Getting a LaCie FireWire disk running on a SunBlade 2000 using Solaris 10 08/07 Release

I have read of all sorts of problems getting FireWire drives working under SPARC Solaris the following is my experience getting a LaCie 500GB external FireWire 400 disk running.

The first problem i ran into is that the system will lock up hard if there isn't a volume label and you try to do much with the disk. This includes running the format(1M) utility.

The solution? First disable volfs with svcadm disable volfs then use rmformat(1) to format the disk. Just use rmformat -b label devicename where label is the name you want to give the new disk and devicename is the path to the device.

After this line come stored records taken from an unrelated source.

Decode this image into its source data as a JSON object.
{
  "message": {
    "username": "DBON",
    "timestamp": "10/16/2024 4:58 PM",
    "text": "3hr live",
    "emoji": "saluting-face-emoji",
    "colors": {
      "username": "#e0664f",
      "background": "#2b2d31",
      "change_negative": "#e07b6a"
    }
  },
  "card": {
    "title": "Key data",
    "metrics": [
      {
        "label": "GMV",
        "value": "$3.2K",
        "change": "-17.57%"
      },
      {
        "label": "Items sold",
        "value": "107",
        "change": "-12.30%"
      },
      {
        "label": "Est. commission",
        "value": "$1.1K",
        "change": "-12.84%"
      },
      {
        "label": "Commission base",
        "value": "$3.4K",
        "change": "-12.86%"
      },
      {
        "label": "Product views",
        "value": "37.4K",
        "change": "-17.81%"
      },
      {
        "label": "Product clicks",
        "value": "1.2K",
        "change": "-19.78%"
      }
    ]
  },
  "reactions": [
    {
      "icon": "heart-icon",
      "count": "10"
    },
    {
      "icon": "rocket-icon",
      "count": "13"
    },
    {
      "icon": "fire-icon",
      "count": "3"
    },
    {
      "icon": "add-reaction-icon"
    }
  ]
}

Running rmformat with no arguments will give you the device paths to all removable drives on the system.

Next you have to run newfs with the device path as the only argument. Make sure you use slice 0 (cntndns0 instead of s2 as given by rmformat) Answer y and wait a long long LONG time for newfs to finish.

Once this is done you can re-enable volfs with svcadm enable volfs and the drive should come up and be mounted under /rmdisk/label where label is the name you gave to the -b argument of rmformat(1)

If volfs doesn't mount the drive make sure you have /etc/vold.conf edited properly or just mount it manually or through /etc/vfstab

Update

After writing this short article I discovered some problems with Firewire performance Reads are as fast as you can expect them to be but writes were down around 1MB/s I'm currently investigating whats causing this. If you try this with your SunBlade or other Sun with built in firewire please let me know your results and what drive you used. you can contact me at wschaub at steubentech.com

I solved the problem 04/12/2008

I suspected that maybe the Sun's firewire chip was somehow a problem so I installed a cheap Texas Instriments based Belkin 3 port firewire card into the Sun. the drive now reads and writes close to the max speed for firewire.

10-12-2009

I figured out another annoying problem with Solaris FireWire support and did a Blog post about it.

In general I think USB 2.0 is likely the way to go on Solaris unless they really improve the scsa1394 driver. However, with a little elbow grease and some luck (and being sure your enclosure only uses oxford chipsets) FireWire can still be useful for storage on a sun machine with no other viable way to attach cheap external storage.